The imagery of Graverol’s painting is clearly inspired by The Frog and the Ox, which appears among the ancient Greek slave and storyteller Aesop’s Fables(620-564 BCE) and is numbered 376 in the Perry Index. The story concerns a frog that tries to inflate itself to the size of an ox but bursts in the attempt. In 1688, Jean de la Fontaîne (1621-1695), inspired by Aesop, wrote his own version entitled: ‘The two Bulls and the Frog’, which recounts the fear of a frog who comes face-to-face with two bulls fighting over a heifer; the fable brings together opposing animals, one weak and one powerful, which evokes the imbalance of the power dynamics between the church, royalty, aristocracy and the ‘common’ people:
“This world of ours is full of foolish creatures too –
Commoners want to build chateaux.
Each princeling wants his royal retinue.
Each count his squires. And so it goes.”
The frog inside the Bull’s stomach has been identified as a Bull Frog, which gets its name from the sound that males make during the breeding season, which can resemble the bellowing of a bull. A highly invasive and destructive species, they were introduced to France in the 1960s by a collector who wanted to have them in a pond as a curiosity. Escaping into the wild and spreading throughout Western Europe at a highly alarming rate due to having no predators, as opposed to their native North America where they are eaten by alligators, by the 1970s they had completely taken over wetlands around the Gironde and Dordogne rivers damaging native wildlife. Failed eradication attempts were recorded in 2003 and 2007.
Graverol’s humorous reinterpretation of Aesop’s & De la Fontaîne’s fables reiterates powerful socio-political dynamics but with one main difference: Graverol’s bull, representing wealth, royalty and the church, has eaten the frog, representing the people. The bull, however, is being killed with picas, reminiscent of Spanish and Southern French Feria celebrations, indicating a revolution. The ‘jewels’ which adorn the top of the painting might also symbolise the wealth and prosperity of royalty and the church.
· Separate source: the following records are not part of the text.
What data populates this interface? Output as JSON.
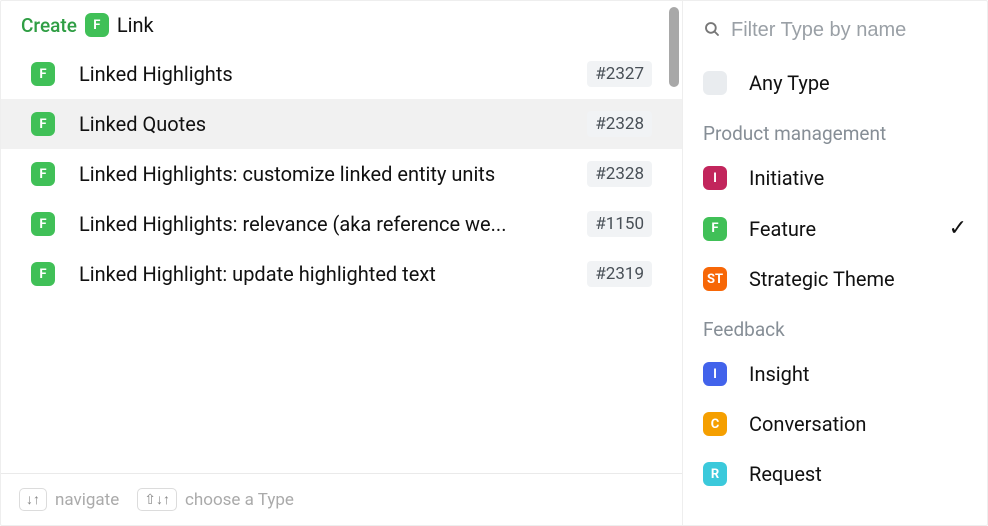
{
  "colors": {
    "green": "#40c057",
    "pink": "#c2255c",
    "orange": "#f76707",
    "blue": "#4263eb",
    "amber": "#f59f00",
    "teal": "#3bc9db",
    "grey": "#e9ecef"
  },
  "create": {
    "label": "Create",
    "badge_letter": "F",
    "text": "Link"
  },
  "results": [
    {
      "badge_letter": "F",
      "title": "Linked Highlights",
      "id": "#2327",
      "selected": false
    },
    {
      "badge_letter": "F",
      "title": "Linked Quotes",
      "id": "#2328",
      "selected": true
    },
    {
      "badge_letter": "F",
      "title": "Linked Highlights: customize linked entity units",
      "id": "#2328",
      "selected": false
    },
    {
      "badge_letter": "F",
      "title": "Linked Highlights: relevance (aka reference we...",
      "id": "#1150",
      "selected": false
    },
    {
      "badge_letter": "F",
      "title": "Linked Highlight: update highlighted text",
      "id": "#2319",
      "selected": false
    }
  ],
  "hints": {
    "navigate_keys": "↓↑",
    "navigate_label": "navigate",
    "type_keys": "⇧↓↑",
    "type_label": "choose a Type"
  },
  "filter": {
    "placeholder": "Filter Type by name"
  },
  "type_any": {
    "label": "Any Type"
  },
  "sections": [
    {
      "label": "Product management",
      "items": [
        {
          "badge": "I",
          "color": "pink",
          "label": "Initiative",
          "checked": false
        },
        {
          "badge": "F",
          "color": "green",
          "label": "Feature",
          "checked": true
        },
        {
          "badge": "ST",
          "color": "orange",
          "label": "Strategic Theme",
          "checked": false
        }
      ]
    },
    {
      "label": "Feedback",
      "items": [
        {
          "badge": "I",
          "color": "blue",
          "label": "Insight",
          "checked": false
        },
        {
          "badge": "C",
          "color": "amber",
          "label": "Conversation",
          "checked": false
        },
        {
          "badge": "R",
          "color": "teal",
          "label": "Request",
          "checked": false
        }
      ]
    }
  ]
}
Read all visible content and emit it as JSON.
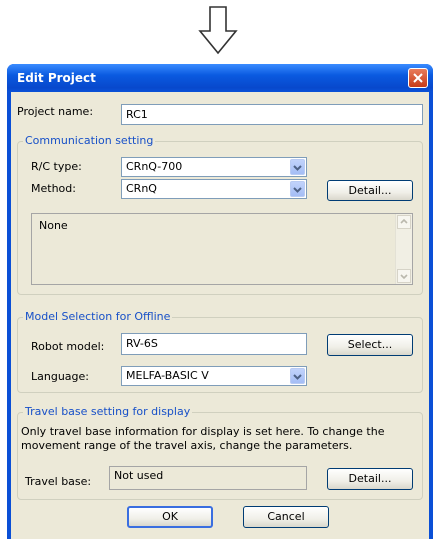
{
  "window": {
    "title": "Edit Project"
  },
  "project": {
    "label": "Project name:",
    "value": "RC1"
  },
  "comm": {
    "title": "Communication setting",
    "rc_type_label": "R/C type:",
    "rc_type_value": "CRnQ-700",
    "method_label": "Method:",
    "method_value": "CRnQ",
    "detail_button": "Detail...",
    "info_text": "None"
  },
  "model": {
    "title": "Model Selection for Offline",
    "robot_label": "Robot model:",
    "robot_value": "RV-6S",
    "select_button": "Select...",
    "language_label": "Language:",
    "language_value": "MELFA-BASIC V"
  },
  "travel": {
    "title": "Travel base setting for display",
    "description_line1": "Only travel base information for display is set here. To change the",
    "description_line2": "movement range of the travel axis, change the parameters.",
    "base_label": "Travel base:",
    "base_value": "Not used",
    "detail_button": "Detail..."
  },
  "buttons": {
    "ok": "OK",
    "cancel": "Cancel"
  },
  "icons": {
    "arrow": "down-arrow-icon",
    "close": "close-icon",
    "dropdown": "chevron-down-icon"
  }
}
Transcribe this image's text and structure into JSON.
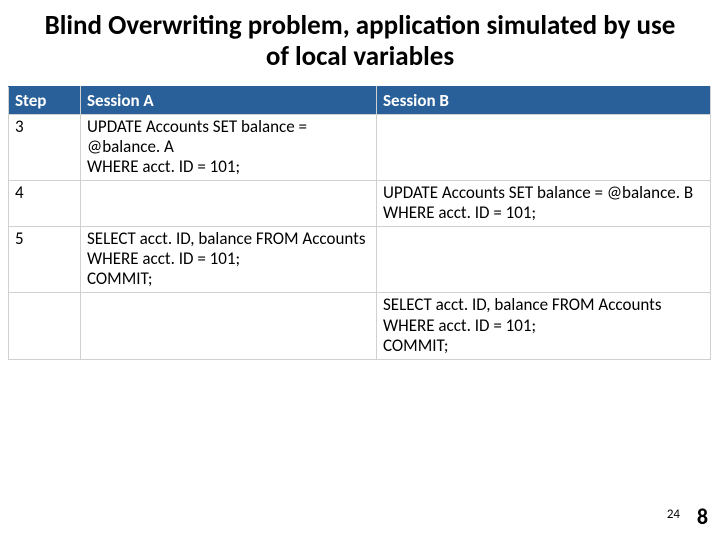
{
  "title": "Blind Overwriting problem, application simulated by use of local variables",
  "headers": {
    "step": "Step",
    "sessionA": "Session A",
    "sessionB": "Session B"
  },
  "rows": [
    {
      "step": "3",
      "a": "UPDATE Accounts SET balance = @balance. A\nWHERE acct. ID = 101;",
      "b": ""
    },
    {
      "step": "4",
      "a": "",
      "b": "UPDATE Accounts SET balance = @balance. B\nWHERE acct. ID = 101;"
    },
    {
      "step": "5",
      "a": "SELECT acct. ID, balance FROM Accounts\nWHERE acct. ID = 101;\nCOMMIT;",
      "b": ""
    },
    {
      "step": "",
      "a": "",
      "b": "SELECT acct. ID, balance FROM Accounts\nWHERE acct. ID = 101;\nCOMMIT;"
    }
  ],
  "page": {
    "small": "24",
    "big": "8"
  }
}
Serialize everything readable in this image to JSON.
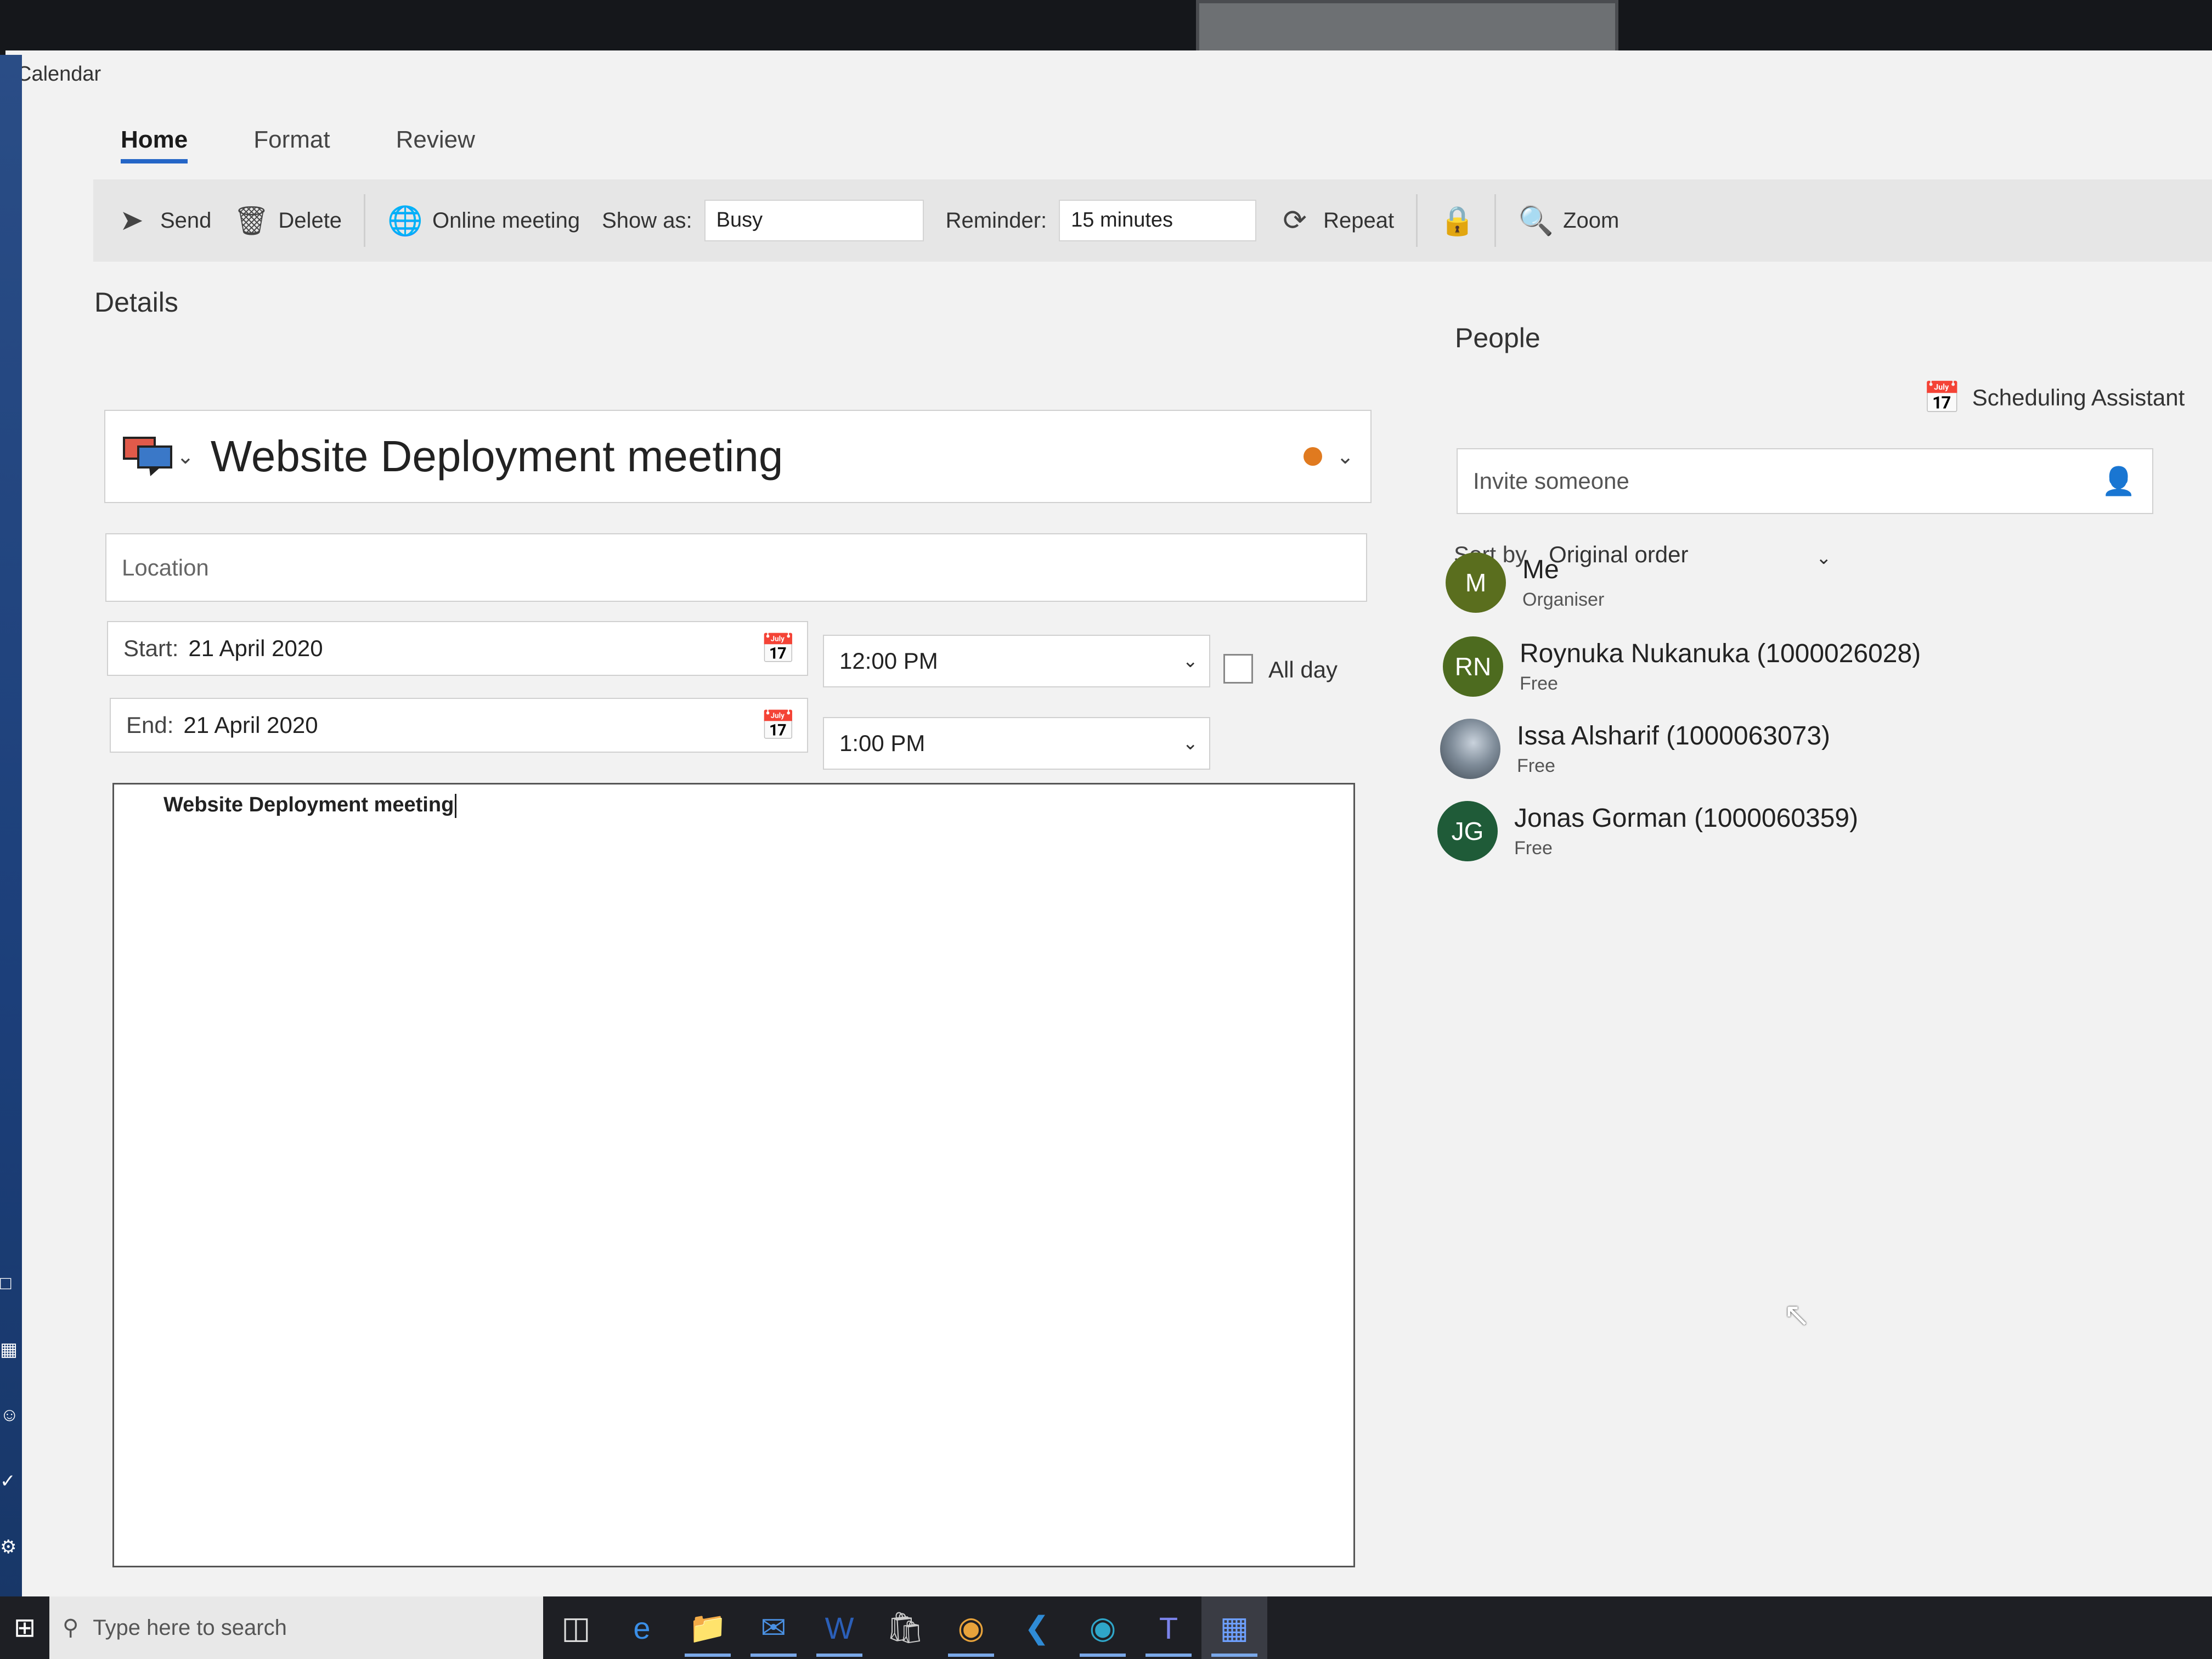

Animals are a recurring theme in Graverol’s work. While the theme of the half-man, half-machine was adopted by many surrealists as a tool for denouncing the effects of industrialisation on mankind, in paintings such as The Holy Spirit (1965) and The School of Vanity (1967), Graverol applies this juxtaposition to the animal world. Particularly during her later life, Graverol dedicated much of her time to issues of war and its impact on humanity and socio-political issues. This work, while highly surrealist, does not use the automatic techniques promoted by Breton, but instead uses heightened realism to create a dream-like dystopia centring on the animal kingdom as a way of explicitly highlighting hierarchical power dynamics and violence in which the ‘weakest’ people are ‘being eaten’ or ‘swallowed up’.